Non-Fungible なモノをマッチングさせてよりよい世界に

NFT を構成するもう一つの言葉である Token(トークン)とは、分かり易く言い換えると、あるモノが Non-Fungible であることを保証し、かつオンライン上で取引できるようにデジタル化された、いわば電子タグのようなものです。

これまで NFT といえば、取引対象であるモノそのものがオンライン上で取引可能なデジタル・アートばかり着目されてきましたが、実は私たちはすでに Non-Fungible なものを証明する手続に慣れています。

その一つは、オンライン・ショッピングで必ず行われる本人確認(認証)です。ごく単純な例として、最近では ID として用いられる電子メールと、自分だけが知っているパスワードで認証に成功したとき、その事象をトークン化することによって、オンライン上を流通させることができるようになりました。技術的な用語を用いれば、シングル・サインオンや統合認証といった仕組みが背後でこのようなトークンを利用しています。

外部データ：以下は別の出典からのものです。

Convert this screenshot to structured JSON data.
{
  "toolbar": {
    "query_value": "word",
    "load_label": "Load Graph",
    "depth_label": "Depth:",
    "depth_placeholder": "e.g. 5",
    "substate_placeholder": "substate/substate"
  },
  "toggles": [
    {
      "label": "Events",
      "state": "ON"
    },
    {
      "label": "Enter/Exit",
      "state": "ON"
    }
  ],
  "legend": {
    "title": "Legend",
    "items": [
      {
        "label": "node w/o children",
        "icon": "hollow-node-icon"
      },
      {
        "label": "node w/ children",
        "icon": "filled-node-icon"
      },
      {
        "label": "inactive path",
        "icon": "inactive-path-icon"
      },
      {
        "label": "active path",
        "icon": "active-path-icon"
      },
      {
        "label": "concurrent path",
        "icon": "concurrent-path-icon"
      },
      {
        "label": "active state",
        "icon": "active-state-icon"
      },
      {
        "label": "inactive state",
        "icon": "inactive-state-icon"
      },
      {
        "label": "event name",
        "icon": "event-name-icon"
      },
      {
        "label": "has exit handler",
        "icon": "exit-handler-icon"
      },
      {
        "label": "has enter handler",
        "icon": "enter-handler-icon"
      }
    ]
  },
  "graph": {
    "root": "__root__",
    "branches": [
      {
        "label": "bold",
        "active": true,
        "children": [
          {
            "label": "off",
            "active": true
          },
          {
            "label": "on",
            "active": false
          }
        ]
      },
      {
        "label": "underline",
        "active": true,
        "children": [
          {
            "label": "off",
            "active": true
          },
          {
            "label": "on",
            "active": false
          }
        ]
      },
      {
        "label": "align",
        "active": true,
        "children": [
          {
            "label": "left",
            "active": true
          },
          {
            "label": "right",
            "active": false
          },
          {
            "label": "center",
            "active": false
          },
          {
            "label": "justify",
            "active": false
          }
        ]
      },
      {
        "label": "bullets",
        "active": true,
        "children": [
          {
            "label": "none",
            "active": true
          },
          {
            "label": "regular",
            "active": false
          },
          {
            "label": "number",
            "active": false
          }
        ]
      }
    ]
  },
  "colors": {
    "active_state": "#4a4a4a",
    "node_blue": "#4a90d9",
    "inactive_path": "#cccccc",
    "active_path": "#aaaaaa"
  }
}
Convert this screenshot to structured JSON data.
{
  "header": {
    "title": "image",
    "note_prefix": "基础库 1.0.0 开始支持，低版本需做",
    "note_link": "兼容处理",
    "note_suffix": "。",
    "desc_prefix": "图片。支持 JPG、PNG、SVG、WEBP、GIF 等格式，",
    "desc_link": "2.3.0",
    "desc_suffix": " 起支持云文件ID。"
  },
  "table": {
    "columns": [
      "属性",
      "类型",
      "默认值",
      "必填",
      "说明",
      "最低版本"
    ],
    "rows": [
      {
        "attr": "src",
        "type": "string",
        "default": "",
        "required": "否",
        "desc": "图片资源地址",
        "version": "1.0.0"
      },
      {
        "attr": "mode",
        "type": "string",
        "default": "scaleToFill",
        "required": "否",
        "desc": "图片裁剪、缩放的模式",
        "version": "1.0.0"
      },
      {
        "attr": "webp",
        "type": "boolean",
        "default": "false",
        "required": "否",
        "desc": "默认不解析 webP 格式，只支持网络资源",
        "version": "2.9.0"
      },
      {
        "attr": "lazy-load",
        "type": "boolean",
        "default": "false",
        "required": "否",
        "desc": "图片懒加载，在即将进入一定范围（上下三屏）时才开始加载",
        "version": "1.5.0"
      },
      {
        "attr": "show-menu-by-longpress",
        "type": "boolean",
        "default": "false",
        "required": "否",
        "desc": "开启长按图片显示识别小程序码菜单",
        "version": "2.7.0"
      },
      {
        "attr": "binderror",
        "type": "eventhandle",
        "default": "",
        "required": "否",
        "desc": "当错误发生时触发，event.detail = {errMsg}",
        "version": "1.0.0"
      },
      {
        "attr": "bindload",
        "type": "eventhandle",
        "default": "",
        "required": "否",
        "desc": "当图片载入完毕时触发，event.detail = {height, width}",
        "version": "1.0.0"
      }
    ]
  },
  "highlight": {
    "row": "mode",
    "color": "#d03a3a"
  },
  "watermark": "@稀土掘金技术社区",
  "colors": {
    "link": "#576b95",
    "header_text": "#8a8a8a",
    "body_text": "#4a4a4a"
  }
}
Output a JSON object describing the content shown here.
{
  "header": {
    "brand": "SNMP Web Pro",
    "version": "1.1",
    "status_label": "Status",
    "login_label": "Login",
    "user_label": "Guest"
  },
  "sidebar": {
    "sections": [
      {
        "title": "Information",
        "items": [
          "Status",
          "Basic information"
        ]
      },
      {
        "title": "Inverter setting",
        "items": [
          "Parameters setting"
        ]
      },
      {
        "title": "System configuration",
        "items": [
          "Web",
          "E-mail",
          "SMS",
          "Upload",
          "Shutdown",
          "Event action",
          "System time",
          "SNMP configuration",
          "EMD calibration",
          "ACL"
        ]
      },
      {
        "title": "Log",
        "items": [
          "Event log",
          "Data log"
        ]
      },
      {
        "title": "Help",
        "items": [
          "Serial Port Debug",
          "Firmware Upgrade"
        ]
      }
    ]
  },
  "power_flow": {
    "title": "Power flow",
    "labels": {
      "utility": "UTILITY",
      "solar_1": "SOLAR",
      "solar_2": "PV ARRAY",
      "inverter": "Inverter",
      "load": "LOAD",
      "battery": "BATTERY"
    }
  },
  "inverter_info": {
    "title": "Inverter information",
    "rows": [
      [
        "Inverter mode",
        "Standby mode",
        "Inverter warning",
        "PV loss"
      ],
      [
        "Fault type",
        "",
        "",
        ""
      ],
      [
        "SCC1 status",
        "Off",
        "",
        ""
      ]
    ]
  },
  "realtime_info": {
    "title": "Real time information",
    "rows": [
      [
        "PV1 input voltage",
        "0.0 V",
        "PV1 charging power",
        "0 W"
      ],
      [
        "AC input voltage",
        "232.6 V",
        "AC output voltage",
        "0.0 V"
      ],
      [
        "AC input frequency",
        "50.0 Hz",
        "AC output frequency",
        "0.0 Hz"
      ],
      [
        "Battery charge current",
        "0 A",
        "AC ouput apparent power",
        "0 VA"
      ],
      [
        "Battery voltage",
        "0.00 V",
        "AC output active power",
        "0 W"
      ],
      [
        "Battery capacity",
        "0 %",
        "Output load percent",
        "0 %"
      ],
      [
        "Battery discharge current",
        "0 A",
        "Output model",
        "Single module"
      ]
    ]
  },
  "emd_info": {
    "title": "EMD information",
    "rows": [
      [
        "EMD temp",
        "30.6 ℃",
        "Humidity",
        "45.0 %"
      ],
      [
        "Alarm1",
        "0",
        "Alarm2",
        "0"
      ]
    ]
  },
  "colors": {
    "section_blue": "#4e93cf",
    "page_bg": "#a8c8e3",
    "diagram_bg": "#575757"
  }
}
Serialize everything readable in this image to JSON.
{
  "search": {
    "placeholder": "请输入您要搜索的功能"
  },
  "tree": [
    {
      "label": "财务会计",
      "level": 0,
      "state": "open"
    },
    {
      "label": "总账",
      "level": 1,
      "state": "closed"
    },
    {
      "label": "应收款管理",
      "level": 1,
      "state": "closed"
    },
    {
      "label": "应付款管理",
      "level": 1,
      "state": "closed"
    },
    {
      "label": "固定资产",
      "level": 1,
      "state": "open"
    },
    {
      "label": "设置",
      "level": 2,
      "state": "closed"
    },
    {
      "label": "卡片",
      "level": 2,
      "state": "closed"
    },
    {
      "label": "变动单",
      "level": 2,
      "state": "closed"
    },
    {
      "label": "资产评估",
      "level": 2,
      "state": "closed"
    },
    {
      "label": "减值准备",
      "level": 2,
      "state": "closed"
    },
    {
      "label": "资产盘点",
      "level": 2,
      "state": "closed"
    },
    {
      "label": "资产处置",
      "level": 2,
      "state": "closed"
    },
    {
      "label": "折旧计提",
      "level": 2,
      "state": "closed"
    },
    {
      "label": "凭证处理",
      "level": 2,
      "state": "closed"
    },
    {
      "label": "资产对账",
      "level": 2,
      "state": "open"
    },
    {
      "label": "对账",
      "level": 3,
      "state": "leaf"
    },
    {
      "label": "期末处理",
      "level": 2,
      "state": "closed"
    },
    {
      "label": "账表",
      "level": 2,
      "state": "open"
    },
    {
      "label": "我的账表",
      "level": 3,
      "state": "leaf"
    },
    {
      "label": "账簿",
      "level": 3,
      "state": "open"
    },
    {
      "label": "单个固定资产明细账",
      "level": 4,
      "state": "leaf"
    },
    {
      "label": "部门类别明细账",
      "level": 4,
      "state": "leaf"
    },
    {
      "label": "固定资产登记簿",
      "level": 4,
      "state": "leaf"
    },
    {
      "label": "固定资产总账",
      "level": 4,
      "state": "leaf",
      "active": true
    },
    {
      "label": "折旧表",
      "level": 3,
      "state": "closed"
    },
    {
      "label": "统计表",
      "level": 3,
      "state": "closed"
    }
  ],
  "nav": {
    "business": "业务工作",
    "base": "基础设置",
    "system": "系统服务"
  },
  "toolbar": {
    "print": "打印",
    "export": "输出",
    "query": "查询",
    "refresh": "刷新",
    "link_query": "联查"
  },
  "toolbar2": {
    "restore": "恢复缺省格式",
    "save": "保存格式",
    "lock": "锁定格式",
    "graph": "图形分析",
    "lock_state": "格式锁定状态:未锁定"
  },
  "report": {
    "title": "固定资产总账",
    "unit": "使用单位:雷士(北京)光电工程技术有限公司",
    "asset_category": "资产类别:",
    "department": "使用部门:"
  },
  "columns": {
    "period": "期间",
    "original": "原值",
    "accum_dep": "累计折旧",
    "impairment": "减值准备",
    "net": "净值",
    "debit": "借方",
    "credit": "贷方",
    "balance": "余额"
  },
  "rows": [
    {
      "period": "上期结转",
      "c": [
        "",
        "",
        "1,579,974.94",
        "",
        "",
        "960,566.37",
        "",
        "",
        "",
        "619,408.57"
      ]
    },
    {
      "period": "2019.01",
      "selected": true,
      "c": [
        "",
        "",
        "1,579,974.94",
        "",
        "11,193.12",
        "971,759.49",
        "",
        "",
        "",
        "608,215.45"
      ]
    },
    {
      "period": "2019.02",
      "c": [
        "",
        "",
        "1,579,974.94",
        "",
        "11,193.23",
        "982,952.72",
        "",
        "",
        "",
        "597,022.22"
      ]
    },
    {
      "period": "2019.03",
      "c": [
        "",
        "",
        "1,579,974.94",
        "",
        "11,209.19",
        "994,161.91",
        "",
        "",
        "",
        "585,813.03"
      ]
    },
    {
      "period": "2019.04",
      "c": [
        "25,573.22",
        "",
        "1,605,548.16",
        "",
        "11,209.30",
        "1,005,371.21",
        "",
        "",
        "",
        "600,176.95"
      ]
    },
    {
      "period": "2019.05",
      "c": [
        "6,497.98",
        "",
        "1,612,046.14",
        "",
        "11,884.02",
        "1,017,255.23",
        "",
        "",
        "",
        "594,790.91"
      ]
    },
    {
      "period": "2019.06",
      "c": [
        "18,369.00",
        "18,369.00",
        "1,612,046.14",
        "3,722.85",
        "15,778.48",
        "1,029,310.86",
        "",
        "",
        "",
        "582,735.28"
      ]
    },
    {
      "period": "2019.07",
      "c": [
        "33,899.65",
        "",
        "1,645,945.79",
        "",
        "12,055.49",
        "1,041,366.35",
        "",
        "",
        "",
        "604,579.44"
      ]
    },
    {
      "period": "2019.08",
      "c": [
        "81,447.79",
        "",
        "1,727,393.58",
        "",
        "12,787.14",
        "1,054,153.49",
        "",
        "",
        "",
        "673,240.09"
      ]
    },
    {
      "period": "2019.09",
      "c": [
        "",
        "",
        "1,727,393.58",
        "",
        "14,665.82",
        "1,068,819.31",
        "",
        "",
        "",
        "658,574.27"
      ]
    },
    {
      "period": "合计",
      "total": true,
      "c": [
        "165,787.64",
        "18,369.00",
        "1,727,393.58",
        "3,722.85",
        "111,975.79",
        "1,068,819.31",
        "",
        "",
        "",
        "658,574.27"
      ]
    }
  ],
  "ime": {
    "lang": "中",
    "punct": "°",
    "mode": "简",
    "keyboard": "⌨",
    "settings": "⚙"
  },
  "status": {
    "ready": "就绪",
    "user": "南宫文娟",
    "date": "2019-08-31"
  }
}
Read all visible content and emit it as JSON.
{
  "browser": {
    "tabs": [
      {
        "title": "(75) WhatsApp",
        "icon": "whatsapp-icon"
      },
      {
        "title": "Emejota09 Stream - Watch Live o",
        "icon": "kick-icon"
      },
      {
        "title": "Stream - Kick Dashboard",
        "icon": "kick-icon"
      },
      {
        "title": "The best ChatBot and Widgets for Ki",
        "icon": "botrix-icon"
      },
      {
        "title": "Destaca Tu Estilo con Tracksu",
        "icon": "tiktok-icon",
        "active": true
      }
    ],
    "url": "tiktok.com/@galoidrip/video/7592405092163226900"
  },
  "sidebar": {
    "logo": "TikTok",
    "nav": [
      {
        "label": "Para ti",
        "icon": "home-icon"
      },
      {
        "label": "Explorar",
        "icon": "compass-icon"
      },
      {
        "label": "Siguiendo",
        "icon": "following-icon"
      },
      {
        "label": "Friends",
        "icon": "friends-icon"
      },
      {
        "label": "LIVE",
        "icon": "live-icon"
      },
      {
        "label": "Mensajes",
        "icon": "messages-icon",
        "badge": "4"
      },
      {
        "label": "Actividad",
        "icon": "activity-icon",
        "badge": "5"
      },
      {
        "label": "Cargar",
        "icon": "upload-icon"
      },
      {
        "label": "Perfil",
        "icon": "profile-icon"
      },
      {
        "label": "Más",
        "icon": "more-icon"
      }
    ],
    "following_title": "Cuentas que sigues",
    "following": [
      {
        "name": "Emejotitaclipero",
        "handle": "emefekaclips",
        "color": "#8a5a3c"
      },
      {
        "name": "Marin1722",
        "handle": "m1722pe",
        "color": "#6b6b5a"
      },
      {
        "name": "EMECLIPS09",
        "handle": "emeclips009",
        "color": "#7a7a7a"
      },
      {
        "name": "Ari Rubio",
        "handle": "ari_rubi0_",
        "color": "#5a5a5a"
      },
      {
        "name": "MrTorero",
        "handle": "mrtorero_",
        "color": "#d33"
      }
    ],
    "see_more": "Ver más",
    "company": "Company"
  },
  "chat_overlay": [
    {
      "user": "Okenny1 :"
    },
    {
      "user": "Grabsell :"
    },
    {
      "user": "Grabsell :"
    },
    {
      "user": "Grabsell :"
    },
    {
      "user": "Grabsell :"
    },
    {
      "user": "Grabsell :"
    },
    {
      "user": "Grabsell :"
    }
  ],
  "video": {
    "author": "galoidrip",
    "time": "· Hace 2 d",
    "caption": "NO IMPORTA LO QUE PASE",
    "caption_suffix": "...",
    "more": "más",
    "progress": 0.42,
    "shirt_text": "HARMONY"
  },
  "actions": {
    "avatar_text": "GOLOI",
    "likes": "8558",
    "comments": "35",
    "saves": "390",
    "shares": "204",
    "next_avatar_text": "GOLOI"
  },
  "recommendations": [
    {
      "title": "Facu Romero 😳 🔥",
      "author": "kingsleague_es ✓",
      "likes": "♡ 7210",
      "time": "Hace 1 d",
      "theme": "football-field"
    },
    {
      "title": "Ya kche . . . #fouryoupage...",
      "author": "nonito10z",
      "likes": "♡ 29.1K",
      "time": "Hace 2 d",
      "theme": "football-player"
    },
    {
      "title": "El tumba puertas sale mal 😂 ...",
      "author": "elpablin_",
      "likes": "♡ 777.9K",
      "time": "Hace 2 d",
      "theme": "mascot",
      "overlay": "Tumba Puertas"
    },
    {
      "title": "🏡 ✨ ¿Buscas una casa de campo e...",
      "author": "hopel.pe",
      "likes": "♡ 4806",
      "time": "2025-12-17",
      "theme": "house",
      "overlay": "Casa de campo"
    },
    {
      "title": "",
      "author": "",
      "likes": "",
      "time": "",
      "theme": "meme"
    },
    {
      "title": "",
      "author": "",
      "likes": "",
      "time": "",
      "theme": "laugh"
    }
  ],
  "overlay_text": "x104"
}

もっと分かり易い例としては、本人確認手順として、運転免許証や学生証などを利用する事例があげられます。いずれも物理的なトークンに相当しますが、この場合も、運転免許試験に合格したとか、特定の学校に入学したといった事象を、わかりやすくしたものであることがその本質であり、他の Fungible な人でないことを証明する手段として利用されています。

現在、さまざまな技術を用いて、Non-Fungible なモノをオンライン上でトークン化し、これを取引することによって流通させる試みが行われています。つまり、現実の世界に存在し、直接オンライン上の取引対象とはなりえないモノであっても、代わりに改竄困難な証明書やタグが電子的に発行できれば、これをトークンとしてオンライン上で取り扱うことが可能になってきているのです。

弊社の取り組みとして独自性を有しているのは、このような Non-Fungile なモノをオンライン上で取り扱う際に、①オークションではなくマッチングによって取引を成立させること、また②マッチングに用いられるアルゴリズムに民主的公平性の規準(マジョリティ保証®)を取り込んで、一部の人の高順位の希望よりも、一人でも多くの人の希望を実現させることを優先していることです。

Non-Fungible なモノのマッチング市場の可能性は、本質的に Non-Funible のモノそのものと、Fungible なモノの市場の裾野において無限に広がっています。